O preço da soja segue firme e já alcança o maior nível em quatro anos no mercado brasileiro. Em 1º de setembro, a saca fechou entre R$ 162 e R$ 164 nos principais portos do país. O movimento acompanha a escalada das cotações em Chicago, que romperam a marca de US$ 13 por bushel e chegaram ao maior patamar desde 2023.
Vários fatores empurraram os preços para cima ao mesmo tempo. Entre eles estão a deterioração das lavouras nos Estados Unidos, novas compras da China, a valorização do óleo de soja, o avanço do trigo e tensões geopolíticas que aumentam a aversão ao risco nos mercados de commodities.
Chicago acumula sequência de altas
Nos últimos pregões, os contratos futuros de soja mantiveram trajetória ascendente. Na sessão mais recente, a posição novembro avançou 2,3%, para US$ 13,17 por bushel. Já o contrato com vencimento em janeiro subiu para US$ 13,32 por bushel.
Os subprodutos também acompanharam o movimento. O farelo com vencimento em dezembro fechou em alta de 2,11%, a US$ 352,60 por tonelada. O óleo de soja para o mesmo mês avançou 2,09%, para 72,63 centavos de dólar por libra-peso.
Do lado da demanda, o apoio segue firme. Exportadores privados americanos reportaram ao Departamento de Agricultura dos Estados Unidos (USDA) a venda de 136 mil toneladas de soja à China, com entrega prevista para a temporada 2026/27. Além disso, as importações de óleo de soja pela Índia atingiram recorde em agosto, segundo comerciantes ouvidos pelo mercado, reforçando o apetite global pelo produto.
Clima nos Estados Unidos preocupa e sustenta as cotações
O comportamento das lavouras americanas segue no centro das atenções. Segundo dados do USDA, até 30 de agosto, 58% das áreas de soja nos Estados Unidos estavam classificadas entre boas e excelentes. O percentual caiu frente aos 60% registrados uma semana antes, em 23 de agosto.
A previsão de clima seco e temperaturas elevadas para as próximas semanas reforça esse cenário de atenção. Como agosto e setembro são meses decisivos para a definição da produtividade americana, qualquer sinal de piora nas condições de lavoura tende a repercutir rapidamente nos preços em Chicago.
Preços físicos sobem em praças de todo o país
O reflexo da alta internacional já aparece nas principais praças brasileiras. Em Passo Fundo (RS), a saca subiu de R$ 152 para R$ 154. Em Santa Rosa (RS), o avanço foi de R$ 153 para R$ 155. Já em Cascavel (PR), o preço passou de R$ 149 para R$ 151.
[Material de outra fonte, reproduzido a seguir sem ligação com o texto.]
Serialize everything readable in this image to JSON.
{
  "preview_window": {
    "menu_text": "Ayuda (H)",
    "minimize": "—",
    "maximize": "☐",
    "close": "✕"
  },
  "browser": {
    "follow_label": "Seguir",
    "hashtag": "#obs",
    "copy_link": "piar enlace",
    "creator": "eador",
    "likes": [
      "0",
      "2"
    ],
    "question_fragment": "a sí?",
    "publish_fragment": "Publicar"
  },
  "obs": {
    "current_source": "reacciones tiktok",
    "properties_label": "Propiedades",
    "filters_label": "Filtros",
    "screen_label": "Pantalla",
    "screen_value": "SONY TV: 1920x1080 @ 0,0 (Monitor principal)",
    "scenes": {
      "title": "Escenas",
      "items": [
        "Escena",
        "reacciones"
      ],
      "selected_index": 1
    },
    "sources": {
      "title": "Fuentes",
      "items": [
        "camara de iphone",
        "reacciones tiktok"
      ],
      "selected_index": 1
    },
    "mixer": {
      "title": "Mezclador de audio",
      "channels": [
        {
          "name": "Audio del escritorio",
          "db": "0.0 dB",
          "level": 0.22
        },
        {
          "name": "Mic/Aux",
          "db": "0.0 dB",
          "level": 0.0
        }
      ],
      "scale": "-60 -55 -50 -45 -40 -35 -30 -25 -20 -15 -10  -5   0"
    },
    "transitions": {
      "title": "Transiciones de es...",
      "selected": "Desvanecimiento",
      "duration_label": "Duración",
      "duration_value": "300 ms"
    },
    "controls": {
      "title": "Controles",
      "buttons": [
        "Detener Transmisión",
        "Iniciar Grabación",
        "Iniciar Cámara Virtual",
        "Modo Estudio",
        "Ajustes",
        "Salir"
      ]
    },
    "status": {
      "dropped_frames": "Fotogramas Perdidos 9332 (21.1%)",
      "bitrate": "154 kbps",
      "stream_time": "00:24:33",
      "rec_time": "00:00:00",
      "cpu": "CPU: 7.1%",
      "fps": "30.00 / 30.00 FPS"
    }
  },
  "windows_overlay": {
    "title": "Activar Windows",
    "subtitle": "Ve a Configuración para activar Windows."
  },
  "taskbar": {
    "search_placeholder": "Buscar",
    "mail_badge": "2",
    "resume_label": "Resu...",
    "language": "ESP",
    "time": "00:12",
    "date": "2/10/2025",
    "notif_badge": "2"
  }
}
Outras regiões também registraram valorização:
- Rondonópolis (MT): de R$ 144 para R$ 145 por saca;
- Dourados (MS): de R$ 141 para R$ 143 por saca;
- Rio Verde (GO): de R$ 145 para R$ 146 por saca.
Nos portos de Paranaguá (PR) e Rio Grande (RS), as referências chegaram a R$ 162 por saca, consolidando o mercado interno como reflexo direto da força observada em Chicago.
Câmbio mais fraco não freia a valorização da soja
Mesmo com o dólar em queda, os preços da soja seguem em alta no Brasil. Na sessão mais recente, a moeda americana recuou 0,55%, negociada a R$ 5,1526 na venda. Durante o pregão, chegou a oscilar entre R$ 5,1381 e R$ 5,2016.
Esse cenário mostra que a força do mercado internacional tem sido suficiente para compensar o câmbio menos favorável ao exportador. Assim, mesmo diante de um real mais valorizado, a soja brasileira segue em um dos melhores momentos de preço dos últimos anos.
O que pode definir os próximos passos do mercado
Com a proximidade da colheita americana, o mercado deve seguir atento a alguns fatores importantes:
- A evolução das condições climáticas no meio-oeste dos Estados Unidos nas próximas semanas;
- O ritmo das compras chinesas para a temporada 2026/27;
- Possíveis ajustes do USDA nas estimativas de área plantada e produtividade nos próximos relatórios.
Enquanto esses pontos não se confirmam, a combinação de demanda forte, clima desafiador nos Estados Unidos e mercado global mais tensionado deve manter o preço da soja em patamar elevado tanto em Chicago quanto no Brasil.